Essas vitórias legais destacam a fragilidade do sistema. “Não deveria ser necessário processar um consulado estrangeiro apenas para frequentar uma universidade na qual já foi aceite”, argumenta Akin. “Isso mostra o quão errado está o mecanismo.”
‘Um jogo de sorte’
Tanrikulu, da Universidade Medipol de Istambul, também não está otimista quanto à execução.
“Mesmo com a diretiva da Comissão, os consulados podem continuar a encontrar razões para negar os pedidos. E ainda não há um processo formal de recurso em muitos países. Isso é profundamente problemático. Alguns consulados até removeram completamente o direito de recorrer.”
Essa ausência de devido processo, observa Tanrikulu, transforma o sistema num jogo de sorte. “Você pode ter enviado todos os documentos e cumprido todos os requisitos, mas se o oficial consular decidir que você é um risco — com base em critérios vagos ou não declarados — não há nada que você possa fazer. A decisão é final.”
Além disso, Akin aponta que a facilitação de vistos para viajantes frequentes não é uma ideia revolucionária.
“Já era uma prática comum antes da pandemia.

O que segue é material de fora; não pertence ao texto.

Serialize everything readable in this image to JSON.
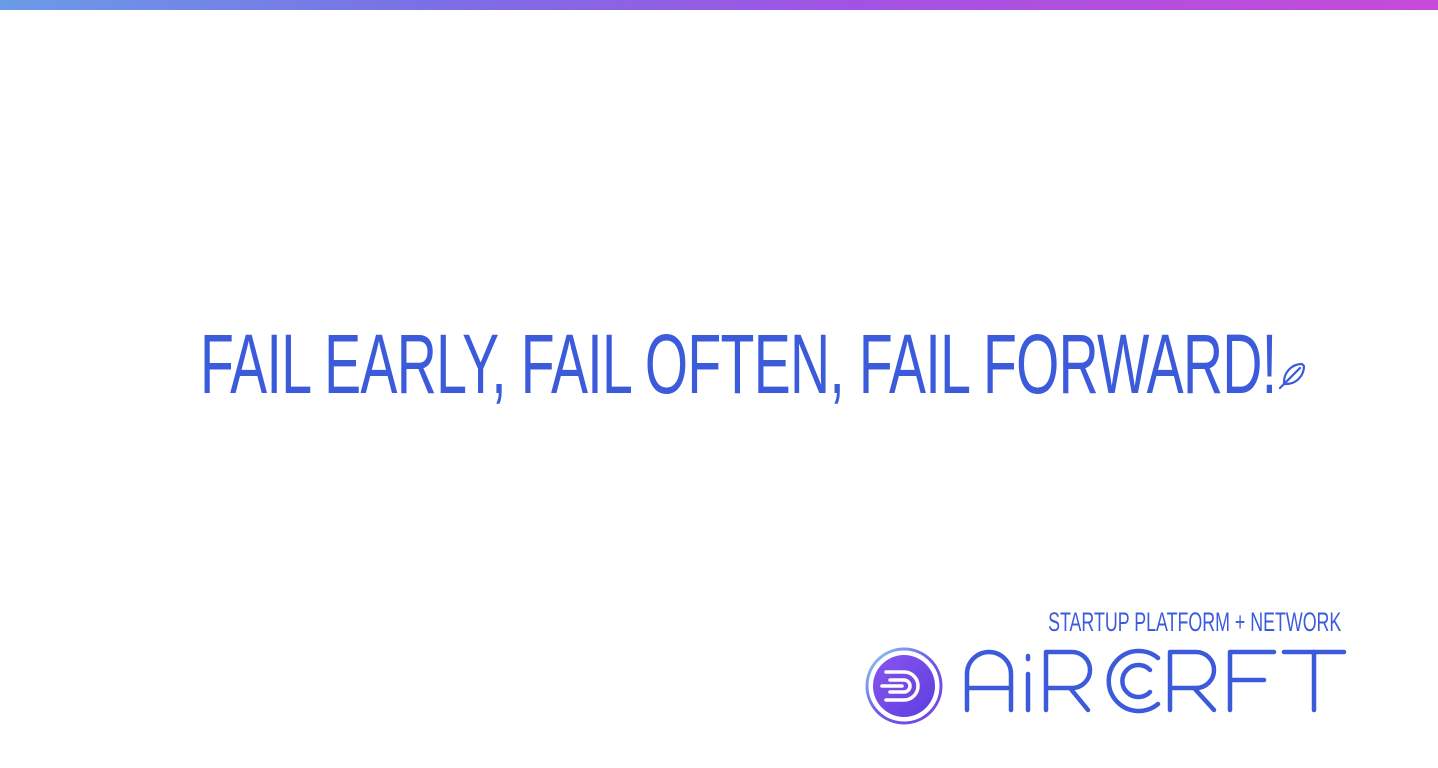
{
  "slide": {
    "headline": "FAIL EARLY, FAIL OFTEN, FAIL FORWARD!",
    "headline_icon": "feather-icon"
  },
  "brand": {
    "tagline": "STARTUP PLATFORM + NETWORK",
    "wordmark": "AIRCRFT",
    "logo_icon": "aircrft-logo-mark"
  },
  "colors": {
    "text_blue": "#3b5bdb",
    "bar_start": "#6a9be6",
    "bar_mid": "#a352e3",
    "bar_end": "#c64bd8",
    "logo_cyan": "#6ad0f0",
    "logo_purple": "#7b3fe0"
  }
}
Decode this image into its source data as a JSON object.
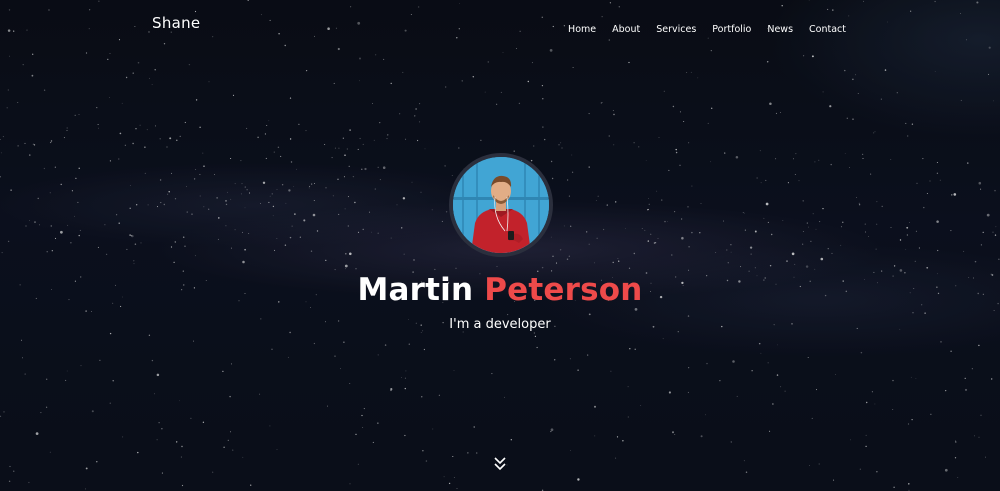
{
  "brand": {
    "label": "Shane"
  },
  "nav": {
    "items": [
      {
        "label": "Home"
      },
      {
        "label": "About"
      },
      {
        "label": "Services"
      },
      {
        "label": "Portfolio"
      },
      {
        "label": "News"
      },
      {
        "label": "Contact"
      }
    ]
  },
  "hero": {
    "first_name": "Martin",
    "last_name": "Peterson",
    "tagline": "I'm a developer",
    "scroll_icon": "double-chevron-down-icon",
    "avatar_icon": "profile-photo"
  },
  "colors": {
    "accent": "#ee4a4a",
    "background": "#0b0e18",
    "text": "#ffffff",
    "avatar_border": "#2b2f3d"
  }
}
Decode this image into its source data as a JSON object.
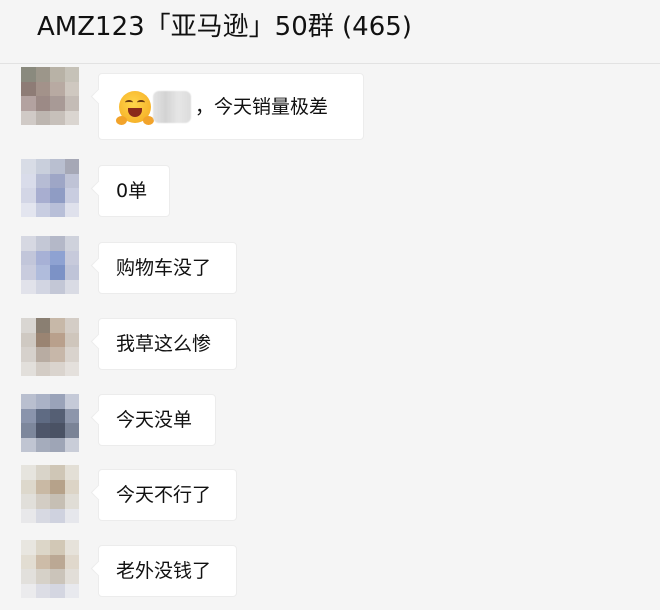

Se você tivesse viajado para a Europa algumas vezes e regressado no prazo, frequentemente obtinha vistos por períodos mais longos. Vistos de negócios ou familiares eram relativamente fáceis de conseguir. Isso não é inovação; é um remendo num sistema partido.”
‘Uma gota no oceano’
Então, o que é exatamente novidade? Ambos os especialistas concordam que a decisão da Comissão Europeia é melhor do que nada. Mas o seu impacto permanece limitado, especialmente sem aplicação obrigatória ou um mecanismo para garantir justiça entre diferentes consulados.
“No final, essa decisão é como uma gota no oceano”, diz Akin. “Parece boa no papel, mas sem implementação e responsabilidade, corre o risco de ser performativa. E isso, por sua vez, aprofunda a frustração pública — não apenas com a política de vistos, mas com o relacionamento UE-Türkiye de forma mais ampla.”
Para Tanrikulu, as apostas são ainda maiores. “A mobilidade não se trata apenas de turismo ou mesmo educação. Trata-se de entendimento mútuo e confiança entre as sociedades. No momento, o regime de vistos é um dos maiores obstáculos para essa confiança.”